In a recent post, we clarify not only that our CPU is immune from such vulnerabilities but most importantly, but our overall solution and supply chain is are highly more resistant than state-of-the-art to the iper-complexities, security-through-obscurity, lack of coherent certifications and need to leave backdoors for states, that have lead to Spectre and Meltdown, and the many similar critical vulnerabilities in endpoint stacks – of even systems for high assurance scenarios – that are continuously publicized, will be publicised, and especially those that will never be discovered, or publicised, for years.

Our solution doesn’t rely on SW or HW isolation to protect against less “trusted” applications or virtual machines. It is a self-contained VPN-isolated end-to-end “computing universe” where any app that runs on it would be subject to exactly the same levels of security standards as all other technical and supply chain stacks.

Sirin Labs

Last December, Sirin Labs, the maker 15k$ cryptophone raised 157M$, to address exactly the same user problem that we are addressing.
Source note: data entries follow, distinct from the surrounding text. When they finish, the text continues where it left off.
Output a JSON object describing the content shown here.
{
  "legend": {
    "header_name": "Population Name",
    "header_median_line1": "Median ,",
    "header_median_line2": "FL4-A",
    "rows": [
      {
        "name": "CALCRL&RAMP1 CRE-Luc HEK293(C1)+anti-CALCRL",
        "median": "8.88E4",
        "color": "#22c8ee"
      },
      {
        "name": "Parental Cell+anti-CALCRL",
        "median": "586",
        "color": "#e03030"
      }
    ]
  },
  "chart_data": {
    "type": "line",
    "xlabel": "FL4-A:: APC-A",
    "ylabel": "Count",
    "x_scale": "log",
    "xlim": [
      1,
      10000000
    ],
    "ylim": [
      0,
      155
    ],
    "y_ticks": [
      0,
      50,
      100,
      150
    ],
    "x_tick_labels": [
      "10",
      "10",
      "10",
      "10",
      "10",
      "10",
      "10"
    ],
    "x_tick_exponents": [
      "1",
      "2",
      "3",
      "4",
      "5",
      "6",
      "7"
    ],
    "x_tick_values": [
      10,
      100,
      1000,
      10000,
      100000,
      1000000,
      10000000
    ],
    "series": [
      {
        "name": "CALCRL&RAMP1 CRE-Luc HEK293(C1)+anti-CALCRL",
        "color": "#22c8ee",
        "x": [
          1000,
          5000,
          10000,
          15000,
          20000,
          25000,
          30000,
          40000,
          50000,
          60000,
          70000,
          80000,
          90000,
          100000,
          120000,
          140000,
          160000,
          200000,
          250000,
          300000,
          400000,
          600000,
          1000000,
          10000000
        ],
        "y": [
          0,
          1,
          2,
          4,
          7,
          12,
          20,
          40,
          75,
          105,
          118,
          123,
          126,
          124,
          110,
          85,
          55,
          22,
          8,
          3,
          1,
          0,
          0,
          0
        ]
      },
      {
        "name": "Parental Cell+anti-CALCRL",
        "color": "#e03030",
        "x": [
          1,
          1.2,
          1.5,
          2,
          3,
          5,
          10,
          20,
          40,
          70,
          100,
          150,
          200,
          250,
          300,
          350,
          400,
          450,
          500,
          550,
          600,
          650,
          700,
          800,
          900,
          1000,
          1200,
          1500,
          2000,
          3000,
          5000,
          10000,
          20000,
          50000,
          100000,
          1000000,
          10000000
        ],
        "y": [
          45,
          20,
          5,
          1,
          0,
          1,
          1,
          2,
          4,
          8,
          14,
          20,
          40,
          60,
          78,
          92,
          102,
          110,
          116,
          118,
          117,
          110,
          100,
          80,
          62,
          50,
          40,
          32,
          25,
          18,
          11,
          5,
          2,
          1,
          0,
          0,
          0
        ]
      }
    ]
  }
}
But they keep doing so in trusted way, with plenty of black-box components and processes, rather than uncompromisingly trustless way.

In a way, it is disheartening that startups based on market failed products and old trusted computing approaches are so successful in ICOs, when well funded, but yet it validates the size of the problem, as we outline in this post.

OpenRisc

In recent days, an open source CPU and SoC project, OpenRisc – widely-praised in the hacking community and mostly paid lip service by the industry – clarified their immunity to Meltdown and Spectre and stating its claims to be able to provide meaningful endpoint security through the full transparency of its source designs.

Unfortunately, OpenRisc technologies and ecosystem were never conceived to radically increase security but rather to provide for open source alternative to high-performance computing, and therefore plagued by architectural, governance and complexity choices that they made accordingly.

As a DARPA analysis of OpenRisc as a platform for ultra-high assurance computing highlights on page 9 (pdf) the huge funding and effort challenges of trying to reconcile high performance and features, with ultra-high levels of assurance.